Tuesday, April 1, 2008

McCain's "Wisdom"

Today's opinion piece in the WSJ on Obama opens up what will surely be a favored line of attack through the rest of this election: Obama means well but he's naive and immature. Can't be trusted with the security of the nation.

The main point of the essay is that Obama doesn't understand defeat and the consequences of defeat in quite the mature and deep-seated way that McCain understands it. Noting that Obama only has one defeat on his resume (a failed bid for Congress), the comparisons to McCain's Vietnam (and post-Vietnam) experience with the demoralized military of the Seventies are meant to suggest that McCain possesses the measured wisdom earned through decades of experience.

However, there is a howling mistake in the examples given. First, McCain virtually jerked the rug out from under President Clinton, forcing a rapid exit and withdrawal from Somalia in the wake of a firefight that left U.S. soldiers dead, their bodies defiled on television. But then, years later, McCain wrote that Osama bin Laden saw a weakness in the United States' withdrawal and felt emboldened to act. So, which is it? Was McCain wise to push for withdrawal from Somalia instead of escalating our involvement? Or was he foolish for cutting our losses and retreating in shame? Are we meant to infer that McCain has somehow learned from his mistake?

Patches? We don't need no stinkin' patches...


Many moons ago, I spent more than a few years in the military intelligence community, mostly in the Far East. The "spook" world is intriguing, as it manages to blend the cerebral and the visceral into a tight-knit intellectual/warrior culture.

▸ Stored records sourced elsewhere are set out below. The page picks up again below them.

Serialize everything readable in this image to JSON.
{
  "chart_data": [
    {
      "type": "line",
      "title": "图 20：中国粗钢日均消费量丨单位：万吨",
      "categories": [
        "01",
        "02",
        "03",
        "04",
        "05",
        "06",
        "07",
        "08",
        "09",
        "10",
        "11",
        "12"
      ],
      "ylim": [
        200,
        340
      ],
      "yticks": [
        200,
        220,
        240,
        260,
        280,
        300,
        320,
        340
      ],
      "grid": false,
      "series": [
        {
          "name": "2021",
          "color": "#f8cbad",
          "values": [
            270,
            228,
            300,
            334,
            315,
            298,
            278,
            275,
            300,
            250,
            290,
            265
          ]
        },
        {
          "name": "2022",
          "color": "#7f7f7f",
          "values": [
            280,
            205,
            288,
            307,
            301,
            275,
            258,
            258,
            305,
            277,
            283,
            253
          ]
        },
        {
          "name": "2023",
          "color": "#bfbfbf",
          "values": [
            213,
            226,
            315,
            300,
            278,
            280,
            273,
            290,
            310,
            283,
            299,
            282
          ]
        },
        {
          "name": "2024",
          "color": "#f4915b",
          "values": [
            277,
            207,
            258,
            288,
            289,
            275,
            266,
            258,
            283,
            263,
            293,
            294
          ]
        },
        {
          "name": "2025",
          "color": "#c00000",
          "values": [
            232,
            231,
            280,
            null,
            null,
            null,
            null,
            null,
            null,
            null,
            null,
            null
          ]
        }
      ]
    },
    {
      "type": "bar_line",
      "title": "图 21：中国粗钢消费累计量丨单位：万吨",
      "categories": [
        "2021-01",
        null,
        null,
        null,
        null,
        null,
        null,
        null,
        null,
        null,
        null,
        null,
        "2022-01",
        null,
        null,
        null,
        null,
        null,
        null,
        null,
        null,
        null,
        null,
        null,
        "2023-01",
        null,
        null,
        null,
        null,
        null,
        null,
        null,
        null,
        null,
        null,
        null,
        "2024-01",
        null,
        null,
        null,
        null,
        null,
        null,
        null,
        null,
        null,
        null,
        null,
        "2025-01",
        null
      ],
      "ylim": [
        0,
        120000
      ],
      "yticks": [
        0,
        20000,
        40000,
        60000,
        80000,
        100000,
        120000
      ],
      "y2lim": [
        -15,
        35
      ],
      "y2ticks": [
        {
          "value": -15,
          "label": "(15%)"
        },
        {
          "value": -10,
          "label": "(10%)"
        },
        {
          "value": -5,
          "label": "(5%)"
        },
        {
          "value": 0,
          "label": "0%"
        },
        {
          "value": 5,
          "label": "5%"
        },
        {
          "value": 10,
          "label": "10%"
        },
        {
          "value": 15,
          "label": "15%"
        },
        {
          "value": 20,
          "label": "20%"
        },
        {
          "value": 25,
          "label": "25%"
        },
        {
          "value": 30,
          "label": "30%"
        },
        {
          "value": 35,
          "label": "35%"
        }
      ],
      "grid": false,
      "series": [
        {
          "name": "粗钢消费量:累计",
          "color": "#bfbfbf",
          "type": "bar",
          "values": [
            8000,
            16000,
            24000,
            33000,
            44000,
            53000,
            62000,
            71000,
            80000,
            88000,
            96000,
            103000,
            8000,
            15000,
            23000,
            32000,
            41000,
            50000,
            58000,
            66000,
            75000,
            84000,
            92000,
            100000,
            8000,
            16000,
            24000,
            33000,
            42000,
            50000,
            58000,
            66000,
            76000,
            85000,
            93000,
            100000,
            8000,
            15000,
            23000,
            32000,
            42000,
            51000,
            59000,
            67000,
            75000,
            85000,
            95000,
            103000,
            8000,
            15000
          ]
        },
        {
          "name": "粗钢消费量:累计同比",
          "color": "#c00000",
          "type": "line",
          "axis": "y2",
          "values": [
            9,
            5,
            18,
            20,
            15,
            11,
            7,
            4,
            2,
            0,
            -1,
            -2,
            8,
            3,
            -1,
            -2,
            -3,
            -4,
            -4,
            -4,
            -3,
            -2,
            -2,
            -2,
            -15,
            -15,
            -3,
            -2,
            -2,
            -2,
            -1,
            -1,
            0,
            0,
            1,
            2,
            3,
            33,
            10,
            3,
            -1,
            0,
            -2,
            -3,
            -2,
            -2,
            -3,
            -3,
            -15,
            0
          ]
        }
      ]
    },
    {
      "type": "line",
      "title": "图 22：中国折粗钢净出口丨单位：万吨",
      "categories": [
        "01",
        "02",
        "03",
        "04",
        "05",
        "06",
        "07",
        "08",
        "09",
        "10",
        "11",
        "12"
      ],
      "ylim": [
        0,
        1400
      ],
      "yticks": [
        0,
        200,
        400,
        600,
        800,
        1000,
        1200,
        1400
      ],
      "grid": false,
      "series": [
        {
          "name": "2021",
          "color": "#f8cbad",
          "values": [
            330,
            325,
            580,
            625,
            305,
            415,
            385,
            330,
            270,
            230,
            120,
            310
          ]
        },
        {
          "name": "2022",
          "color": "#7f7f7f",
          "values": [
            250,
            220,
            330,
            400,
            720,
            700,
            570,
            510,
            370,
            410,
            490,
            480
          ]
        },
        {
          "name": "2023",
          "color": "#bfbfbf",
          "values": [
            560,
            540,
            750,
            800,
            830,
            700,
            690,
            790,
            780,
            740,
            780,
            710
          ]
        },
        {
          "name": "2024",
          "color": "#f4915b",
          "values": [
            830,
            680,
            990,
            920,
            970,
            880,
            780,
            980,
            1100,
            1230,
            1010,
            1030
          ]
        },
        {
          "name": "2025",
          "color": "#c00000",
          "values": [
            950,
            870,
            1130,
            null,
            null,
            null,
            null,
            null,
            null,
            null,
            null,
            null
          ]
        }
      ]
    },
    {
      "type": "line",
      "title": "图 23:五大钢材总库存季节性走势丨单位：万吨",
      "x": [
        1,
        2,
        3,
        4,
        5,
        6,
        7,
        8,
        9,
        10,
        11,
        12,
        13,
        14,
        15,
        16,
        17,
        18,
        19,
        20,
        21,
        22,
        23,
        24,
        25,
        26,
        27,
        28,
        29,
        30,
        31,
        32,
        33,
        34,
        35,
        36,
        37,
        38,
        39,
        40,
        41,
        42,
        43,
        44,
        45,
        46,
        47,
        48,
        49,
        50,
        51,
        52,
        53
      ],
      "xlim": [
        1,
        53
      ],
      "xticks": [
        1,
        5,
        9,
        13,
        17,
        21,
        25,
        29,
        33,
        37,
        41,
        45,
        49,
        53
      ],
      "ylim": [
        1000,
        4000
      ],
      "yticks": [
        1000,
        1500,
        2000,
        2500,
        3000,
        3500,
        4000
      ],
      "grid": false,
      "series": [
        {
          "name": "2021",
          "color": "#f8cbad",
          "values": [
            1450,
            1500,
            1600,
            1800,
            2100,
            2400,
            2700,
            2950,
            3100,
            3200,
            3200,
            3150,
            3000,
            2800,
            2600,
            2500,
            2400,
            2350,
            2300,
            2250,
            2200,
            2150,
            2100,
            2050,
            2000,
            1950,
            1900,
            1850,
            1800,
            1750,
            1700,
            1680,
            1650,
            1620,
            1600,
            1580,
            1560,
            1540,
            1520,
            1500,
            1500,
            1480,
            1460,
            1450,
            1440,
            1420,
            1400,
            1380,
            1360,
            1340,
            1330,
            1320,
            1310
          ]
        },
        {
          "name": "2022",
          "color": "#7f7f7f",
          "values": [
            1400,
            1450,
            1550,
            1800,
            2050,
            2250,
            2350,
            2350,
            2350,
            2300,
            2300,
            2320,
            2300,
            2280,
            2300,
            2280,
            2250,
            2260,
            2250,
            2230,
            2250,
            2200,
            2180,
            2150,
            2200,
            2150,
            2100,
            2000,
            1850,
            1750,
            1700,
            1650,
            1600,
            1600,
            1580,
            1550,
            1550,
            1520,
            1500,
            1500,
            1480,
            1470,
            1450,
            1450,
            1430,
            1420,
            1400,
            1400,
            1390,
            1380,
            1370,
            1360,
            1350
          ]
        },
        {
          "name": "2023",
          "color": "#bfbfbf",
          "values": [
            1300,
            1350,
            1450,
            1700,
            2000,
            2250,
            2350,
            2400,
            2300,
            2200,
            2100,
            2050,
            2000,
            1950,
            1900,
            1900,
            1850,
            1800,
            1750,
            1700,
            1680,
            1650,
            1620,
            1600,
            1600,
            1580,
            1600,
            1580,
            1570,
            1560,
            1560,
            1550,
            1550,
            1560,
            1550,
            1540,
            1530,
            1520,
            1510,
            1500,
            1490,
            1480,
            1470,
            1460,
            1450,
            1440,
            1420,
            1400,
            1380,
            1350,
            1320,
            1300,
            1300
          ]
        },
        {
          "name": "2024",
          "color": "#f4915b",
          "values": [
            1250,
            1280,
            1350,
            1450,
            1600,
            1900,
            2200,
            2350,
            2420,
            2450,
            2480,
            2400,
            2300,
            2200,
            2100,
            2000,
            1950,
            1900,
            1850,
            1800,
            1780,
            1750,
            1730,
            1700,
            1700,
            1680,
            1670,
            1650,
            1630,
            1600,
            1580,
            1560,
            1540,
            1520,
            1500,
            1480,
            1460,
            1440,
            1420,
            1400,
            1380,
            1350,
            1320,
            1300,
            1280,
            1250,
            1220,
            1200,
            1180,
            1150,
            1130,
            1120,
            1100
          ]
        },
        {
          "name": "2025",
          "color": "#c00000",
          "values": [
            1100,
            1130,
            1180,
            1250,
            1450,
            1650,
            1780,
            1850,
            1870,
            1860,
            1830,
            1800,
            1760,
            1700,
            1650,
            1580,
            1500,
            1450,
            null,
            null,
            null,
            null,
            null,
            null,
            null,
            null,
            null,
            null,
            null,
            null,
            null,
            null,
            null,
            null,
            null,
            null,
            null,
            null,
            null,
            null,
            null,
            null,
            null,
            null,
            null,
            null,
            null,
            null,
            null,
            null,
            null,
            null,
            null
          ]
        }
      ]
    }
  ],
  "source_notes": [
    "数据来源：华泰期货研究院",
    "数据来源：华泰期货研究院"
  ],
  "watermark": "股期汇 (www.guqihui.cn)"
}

On the one hand, studying the enemy requires high-level analytic ability but, on the other hand, the purpose of all the academic pursuit is to more accurately target lethal force, to put "steel on target", as they say.


This is all kept under wraps, of course, for good reason. One interesting glimpse into this world is in today's NYT, with an article about patches created by various "black ops" organizations like the National Reconnaisance Office and various stealth military units (mostly U.S. Air Force). The picture above is from Skivvy Nine, the "legendary" USAF unit in the Republic of Korea. One key to the code: the knight is a chess reference; intelligence, like the knight, is the most unpredictable force on the battlefield.